These two newly translated lectures showcase Foucault's late reflections on Kant and the Enlightenment.
On May 27, 1978, Michel Foucault gave a lecture to the French Society of Philosophy where he redefined his entire philosophical project in light of Immanuel Kant’s 1784 text “What Is Enlightenment?” Foucault strikingly characterizes critique as the political and moral attitude consisting in the “art of not being governed like this,” one that performs the function of destabilizing power relations and creating the space for a new formation of the self within the “politics of truth.”
This volume presents the first critical edition of this crucial lecture alongside a previously unpublished lecture about the culture of the self and three public debates with Foucault at the University of California, Berkeley, in April 1983. There, for the first time, Foucault establishes a direct connection between his reflections on the Enlightenment and his analyses of Greco-Roman antiquity. However, far from suggesting a return to the ancient culture of the self, Foucault invites his audience to build a “new ethics” that bypasses the traditional references to religion, law, and science.
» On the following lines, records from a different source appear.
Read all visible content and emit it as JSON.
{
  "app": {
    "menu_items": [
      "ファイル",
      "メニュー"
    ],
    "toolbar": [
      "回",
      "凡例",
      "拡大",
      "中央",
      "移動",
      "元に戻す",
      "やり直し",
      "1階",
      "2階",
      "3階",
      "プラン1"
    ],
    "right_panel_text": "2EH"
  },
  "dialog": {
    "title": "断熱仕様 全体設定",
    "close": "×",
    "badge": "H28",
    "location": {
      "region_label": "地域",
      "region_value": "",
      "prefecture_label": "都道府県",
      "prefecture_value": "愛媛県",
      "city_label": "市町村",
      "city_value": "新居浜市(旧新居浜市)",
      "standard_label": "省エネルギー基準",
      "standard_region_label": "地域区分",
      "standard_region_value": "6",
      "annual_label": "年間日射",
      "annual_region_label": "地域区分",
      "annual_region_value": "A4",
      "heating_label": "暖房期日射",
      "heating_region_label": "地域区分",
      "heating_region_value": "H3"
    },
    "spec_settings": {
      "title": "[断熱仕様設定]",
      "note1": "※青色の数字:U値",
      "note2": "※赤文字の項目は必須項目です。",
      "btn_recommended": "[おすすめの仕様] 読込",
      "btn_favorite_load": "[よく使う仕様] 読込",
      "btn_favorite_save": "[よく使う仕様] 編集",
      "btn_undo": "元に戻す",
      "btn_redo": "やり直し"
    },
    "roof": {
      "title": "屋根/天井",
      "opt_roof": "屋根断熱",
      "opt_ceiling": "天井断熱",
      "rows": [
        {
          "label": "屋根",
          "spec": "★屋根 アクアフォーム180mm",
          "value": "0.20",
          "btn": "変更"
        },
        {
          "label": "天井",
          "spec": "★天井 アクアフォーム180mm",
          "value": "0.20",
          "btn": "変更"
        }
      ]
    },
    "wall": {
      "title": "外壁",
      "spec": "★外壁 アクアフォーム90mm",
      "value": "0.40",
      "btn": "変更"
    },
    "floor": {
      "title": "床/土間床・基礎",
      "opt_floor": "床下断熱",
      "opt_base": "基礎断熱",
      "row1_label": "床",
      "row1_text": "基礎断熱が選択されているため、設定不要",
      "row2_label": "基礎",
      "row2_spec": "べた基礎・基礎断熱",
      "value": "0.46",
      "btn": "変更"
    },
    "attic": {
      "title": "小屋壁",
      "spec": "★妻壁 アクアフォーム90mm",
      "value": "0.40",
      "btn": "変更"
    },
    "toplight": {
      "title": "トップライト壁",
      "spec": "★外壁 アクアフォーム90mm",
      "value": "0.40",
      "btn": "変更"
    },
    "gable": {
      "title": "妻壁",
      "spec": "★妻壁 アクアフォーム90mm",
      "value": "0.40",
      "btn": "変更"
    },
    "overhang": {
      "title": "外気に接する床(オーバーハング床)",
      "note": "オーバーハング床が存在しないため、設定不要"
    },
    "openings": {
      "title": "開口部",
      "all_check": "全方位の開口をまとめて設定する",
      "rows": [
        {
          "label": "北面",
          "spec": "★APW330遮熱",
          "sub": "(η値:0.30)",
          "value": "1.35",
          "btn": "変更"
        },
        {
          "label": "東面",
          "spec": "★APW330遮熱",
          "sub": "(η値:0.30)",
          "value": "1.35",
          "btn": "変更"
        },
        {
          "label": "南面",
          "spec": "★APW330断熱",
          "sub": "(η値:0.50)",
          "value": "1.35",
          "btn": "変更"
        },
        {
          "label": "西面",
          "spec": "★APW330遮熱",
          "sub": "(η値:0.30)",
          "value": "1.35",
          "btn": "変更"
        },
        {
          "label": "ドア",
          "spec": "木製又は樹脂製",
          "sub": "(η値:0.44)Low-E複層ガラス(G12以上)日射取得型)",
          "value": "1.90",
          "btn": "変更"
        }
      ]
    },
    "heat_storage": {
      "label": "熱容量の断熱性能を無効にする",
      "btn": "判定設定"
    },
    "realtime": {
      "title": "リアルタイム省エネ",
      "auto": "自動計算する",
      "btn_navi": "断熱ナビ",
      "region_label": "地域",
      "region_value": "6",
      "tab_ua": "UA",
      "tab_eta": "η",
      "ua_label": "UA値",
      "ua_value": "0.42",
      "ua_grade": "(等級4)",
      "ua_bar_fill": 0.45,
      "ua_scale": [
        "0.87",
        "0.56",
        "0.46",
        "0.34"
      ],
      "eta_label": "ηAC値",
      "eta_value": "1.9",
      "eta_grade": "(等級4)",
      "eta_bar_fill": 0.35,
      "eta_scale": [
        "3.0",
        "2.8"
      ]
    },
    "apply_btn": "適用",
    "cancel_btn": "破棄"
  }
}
Michel Foucault (1926–1984) was a French philosopher and historian who held the Chair of the History of Systems of Thought at the Collège de France. Henri-Paul Fruchaud is an editor of Michel Foucault’s posthumous works. Daniele Lorenzini is associate professor of philosophy at the University of Pennsylvania. Arnold I. Davidson is Distinguished Professor of Humanities at the Hebrew University of Jerusalem as well as the Robert O. Anderson Distinguished Service Professor Emeritus at the University of Chicago. Clare O’Farrell is a senior lecturer at the Queensland University of Technology in Brisbane, Australia. She is the founding editor of Foucault Studies.